We worry, however, about the economics around the funding model. BOKU, and by extension its MNO channel partners, is going to have to pay a lot of attention to funding mix. BOKU’s model will be in a fairly deep hole if it has a lot of transactions earning prepaid debit interchange (we assume Durbin exempt in the U.S.) but are funded in a significant way by CNP credit card load transactions. This is something that will have to be managed, and will vary, on a country to country basis. BOKU might argue that the adverting revenues from the delivery of mobile offers will offset any payment mix problems. That might be true, but it would be nice to hope that the payment transactions by themselves are break-even on aggregate.

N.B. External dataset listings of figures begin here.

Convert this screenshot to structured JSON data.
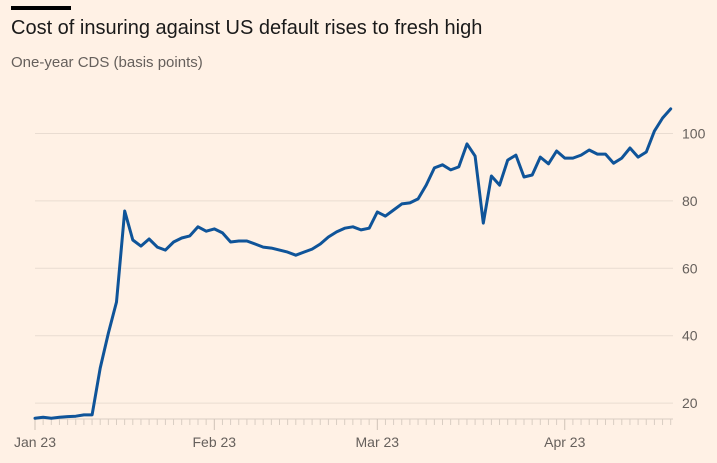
{
  "header": {
    "title": "Cost of insuring against US default rises to fresh high",
    "subtitle": "One-year CDS (basis points)"
  },
  "colors": {
    "background": "#fff1e5",
    "series": "#0f5499",
    "text": "#66605c"
  },
  "chart_data": {
    "type": "line",
    "title": "Cost of insuring against US default rises to fresh high",
    "subtitle": "One-year CDS (basis points)",
    "xlabel": "",
    "ylabel": "",
    "ylim": [
      15,
      110
    ],
    "yticks": [
      20,
      40,
      60,
      80,
      100
    ],
    "ytick_labels": [
      "20",
      "40",
      "60",
      "80",
      "100"
    ],
    "y_axis_side": "right",
    "grid": true,
    "xtick_labels": [
      "Jan 23",
      "Feb 23",
      "Mar 23",
      "Apr 23"
    ],
    "xtick_index": [
      0,
      22,
      42,
      65
    ],
    "legend": "none",
    "series": [
      {
        "name": "One-year CDS",
        "values": [
          15.5,
          15.8,
          15.5,
          15.8,
          16.0,
          16.1,
          16.5,
          16.5,
          30.4,
          40.8,
          50.0,
          77.0,
          68.4,
          66.6,
          68.7,
          66.3,
          65.4,
          67.8,
          69.0,
          69.6,
          72.3,
          71.0,
          71.7,
          70.5,
          67.8,
          68.1,
          68.1,
          67.2,
          66.3,
          66.0,
          65.4,
          64.8,
          63.9,
          64.8,
          65.7,
          67.2,
          69.3,
          70.8,
          71.9,
          72.3,
          71.4,
          71.9,
          76.7,
          75.5,
          77.3,
          79.1,
          79.4,
          80.6,
          84.7,
          89.8,
          90.7,
          89.2,
          90.1,
          96.9,
          93.3,
          73.4,
          87.4,
          84.7,
          92.1,
          93.6,
          87.1,
          87.7,
          93.0,
          91.0,
          94.8,
          92.7,
          92.7,
          93.6,
          95.1,
          93.9,
          93.9,
          91.2,
          92.7,
          95.7,
          93.0,
          94.5,
          100.7,
          104.6,
          107.3
        ]
      }
    ]
  }
}
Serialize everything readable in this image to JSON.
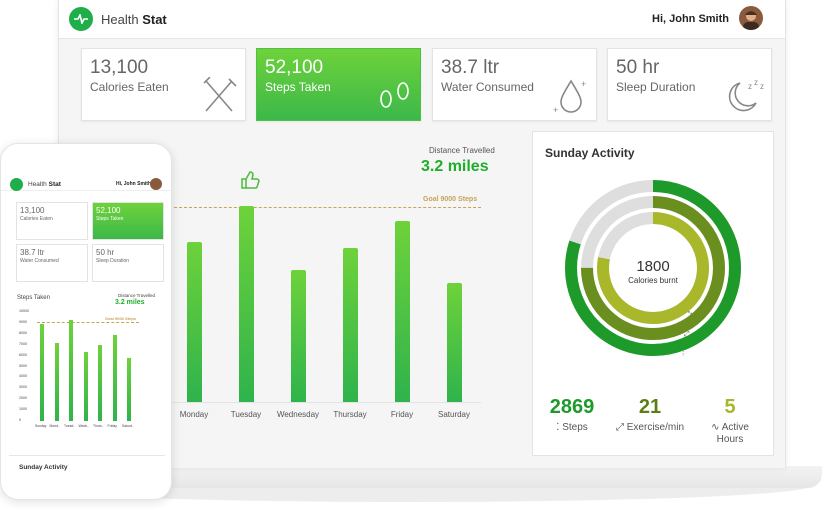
{
  "app": {
    "brand_prefix": "Health",
    "brand_bold": "Stat",
    "user_greeting": "Hi, John Smith"
  },
  "colors": {
    "accent": "#1fae4a",
    "bar_top": "#6ed23a",
    "bar_bottom": "#2fb34c",
    "goal": "#c9a35a",
    "ring_dark": "#1e9a2a",
    "ring_olive": "#6a8f1f",
    "ring_lime": "#a9b72b",
    "ring_track": "#dedede"
  },
  "cards": [
    {
      "value": "13,100",
      "label": "Calories Eaten",
      "icon": "fork-knife-icon",
      "active": false
    },
    {
      "value": "52,100",
      "label": "Steps Taken",
      "icon": "footprints-icon",
      "active": true
    },
    {
      "value": "38.7 ltr",
      "label": "Water Consumed",
      "icon": "water-drop-icon",
      "active": false
    },
    {
      "value": "50 hr",
      "label": "Sleep Duration",
      "icon": "moon-sleep-icon",
      "active": false
    }
  ],
  "chart_data": {
    "type": "bar",
    "title": "",
    "categories": [
      "Monday",
      "Tuesday",
      "Wednesday",
      "Thursday",
      "Friday",
      "Saturday"
    ],
    "values": [
      8500,
      10400,
      7000,
      8200,
      9600,
      6300
    ],
    "ylim": [
      0,
      11000
    ],
    "goal_value": 9000,
    "goal_label": "Goal 9000 Steps",
    "distance_label": "Distance Travelled",
    "distance_value": "3.2 miles",
    "thumbs_icon": "thumbs-up-icon",
    "top_category": "Tuesday"
  },
  "activity": {
    "title": "Sunday Activity",
    "center_value": "1800",
    "center_label": "Calories burnt",
    "rings": [
      {
        "name": "Steps",
        "fraction": 0.8
      },
      {
        "name": "Exercise",
        "fraction": 0.75
      },
      {
        "name": "Active",
        "fraction": 0.78
      }
    ],
    "stats": [
      {
        "value": "2869",
        "label": "Steps",
        "icon": "footsteps-icon",
        "color": "#1e9a2a"
      },
      {
        "value": "21",
        "label": "Exercise/min",
        "icon": "dumbbell-icon",
        "color": "#5f7d16"
      },
      {
        "value": "5",
        "label_line1": "Active",
        "label_line2": "Hours",
        "icon": "pulse-icon",
        "color": "#a9b72b"
      }
    ]
  },
  "phone": {
    "cards": [
      {
        "value": "13,100",
        "label": "Calories Eaten"
      },
      {
        "value": "52,100",
        "label": "Steps Taken"
      },
      {
        "value": "38.7 ltr",
        "label": "Water Consumed"
      },
      {
        "value": "50 hr",
        "label": "Sleep Duration"
      }
    ],
    "section_title": "Steps Taken",
    "distance_label": "Distance Travelled",
    "distance_value": "3.2 miles",
    "goal_label": "Goal 9000 Steps",
    "y_ticks": [
      "10000",
      "9000",
      "8000",
      "7000",
      "6000",
      "5000",
      "4000",
      "3000",
      "2000",
      "1000",
      "0"
    ],
    "chart_data": {
      "type": "bar",
      "categories": [
        "Sunday",
        "Mond..",
        "Tuesd..",
        "Wedn..",
        "Thurs..",
        "Friday",
        "Saturd.."
      ],
      "values": [
        8900,
        7200,
        9300,
        6300,
        7000,
        7900,
        5800
      ],
      "ylim": [
        0,
        10000
      ]
    },
    "bottom_title": "Sunday Activity"
  }
}
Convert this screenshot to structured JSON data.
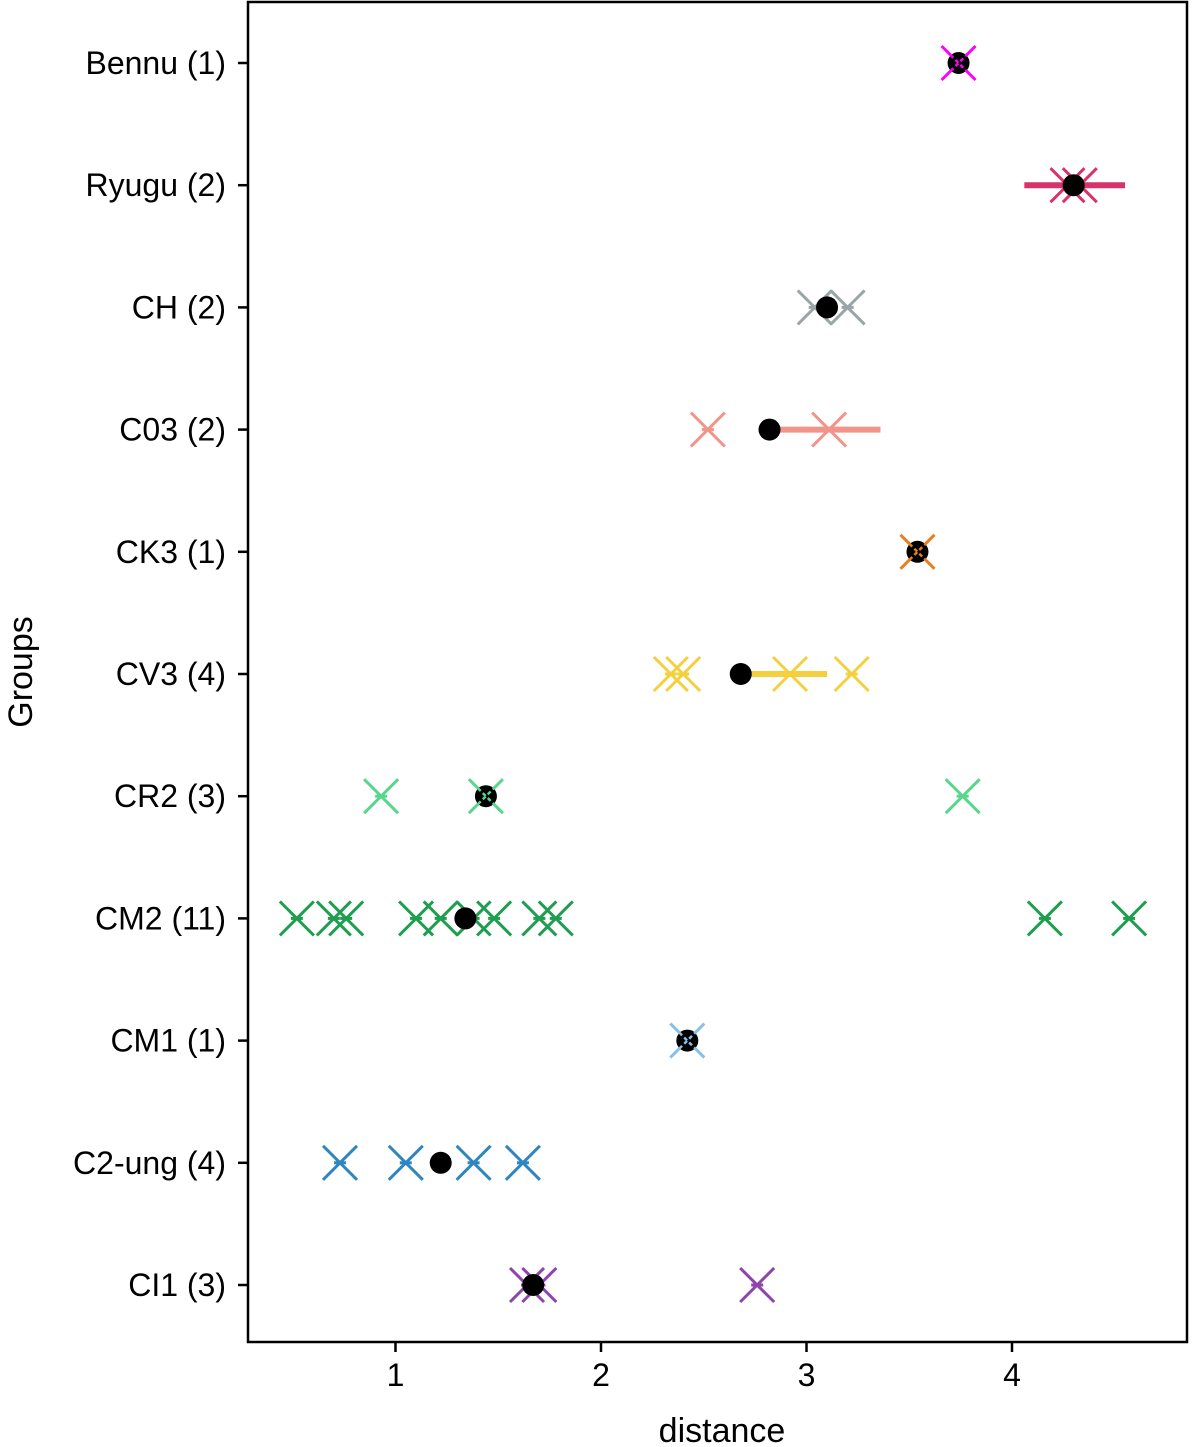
{
  "chart_data": {
    "type": "scatter",
    "xlabel": "distance",
    "ylabel": "Groups",
    "xlim": [
      0.25,
      4.7
    ],
    "xticks": [
      1,
      2,
      3,
      4
    ],
    "grid": false,
    "legend": "none",
    "markers": {
      "sample": "x",
      "mean": "filled-circle"
    },
    "mean_color": "#000000",
    "groups": [
      {
        "label": "Bennu (1)",
        "color": "#ff00ff",
        "points": [
          3.74
        ],
        "mean": 3.74,
        "range": [
          3.74,
          3.74
        ]
      },
      {
        "label": "Ryugu (2)",
        "color": "#d6336c",
        "points": [
          4.27,
          4.33
        ],
        "mean": 4.3,
        "range": [
          4.06,
          4.55
        ]
      },
      {
        "label": "CH (2)",
        "color": "#9aa5a8",
        "points": [
          3.04,
          3.2
        ],
        "mean": 3.1,
        "range": [
          3.1,
          3.1
        ]
      },
      {
        "label": "C03 (2)",
        "color": "#f1948a",
        "points": [
          2.52,
          3.11
        ],
        "mean": 2.82,
        "range": [
          2.82,
          3.36
        ]
      },
      {
        "label": "CK3 (1)",
        "color": "#e67e22",
        "points": [
          3.54
        ],
        "mean": 3.54,
        "range": [
          3.54,
          3.54
        ]
      },
      {
        "label": "CV3 (4)",
        "color": "#f4d03f",
        "points": [
          2.34,
          2.4,
          2.92,
          3.22
        ],
        "mean": 2.68,
        "range": [
          2.68,
          3.1
        ]
      },
      {
        "label": "CR2 (3)",
        "color": "#58d68d",
        "points": [
          0.93,
          1.44,
          3.76
        ],
        "mean": 1.44,
        "range": [
          1.44,
          1.44
        ]
      },
      {
        "label": "CM2 (11)",
        "color": "#1e9e4f",
        "points": [
          0.52,
          0.7,
          0.76,
          1.1,
          1.22,
          1.38,
          1.48,
          1.7,
          1.78,
          4.16,
          4.57
        ],
        "mean": 1.34,
        "range": [
          1.34,
          1.34
        ]
      },
      {
        "label": "CM1 (1)",
        "color": "#85c1e9",
        "points": [
          2.42
        ],
        "mean": 2.42,
        "range": [
          2.42,
          2.42
        ]
      },
      {
        "label": "C2-ung (4)",
        "color": "#2e86c1",
        "points": [
          0.73,
          1.05,
          1.38,
          1.62
        ],
        "mean": 1.22,
        "range": [
          1.22,
          1.22
        ]
      },
      {
        "label": "CI1 (3)",
        "color": "#8e44ad",
        "points": [
          1.64,
          1.7,
          2.76
        ],
        "mean": 1.67,
        "range": [
          1.67,
          1.67
        ]
      }
    ]
  }
}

We also worry that the general prepaid nature of the underlying BOKU Account may prove to be a drag on consumer adoption. Yes, there is an auto top-up feature. That’s a good start. But what is really needed, in our view, is a decoupled transaction model that provides what some refer to as pass-through funding without the explicit need to have prepaid funds sitting in yet another account. Prepaid is great for the unbanked and cash-oriented consumers, but it seems counter intuitive to have a payment card or bank account on file that is only used to reload a BOKU Account. Why not just pull from payment credentials on file when needed?
Our take on the competitive landscape may surprise you. One view is that, at a macro level, BOKU is competing to be the prepaid program manager for MNOs that want their own branded prepaid program with a strong mobile delivery arm. As the general market moves toward mobile, you could image other prepaid programs going down this same path.
Competitively, for example, we don’t see a lot of reason that Green Dot or NetSpend couldn’t offer this same sort of mobile package to their prepaid sponsors. This also speaks to the opportunity that BOKU might have. If it works with Vodafone, why not approach H&R Block, just as an example, to mobilize their prepaid program?
Stepping back, its also interesting to see MasterCard’s involvement with BOKU. BOKU Accounts seems consistent with MasterCard’s mobile payment strategy. Rather than focusing on a single wallet strategy for the POS — what might be called the MasterCard Wallet — MasterCard is working with Google, Isis, Telefónica, mFoundry, and now BOKU to seed a multitude of different mobile payment solutions.
Let a hundred flowers bloom, indeed.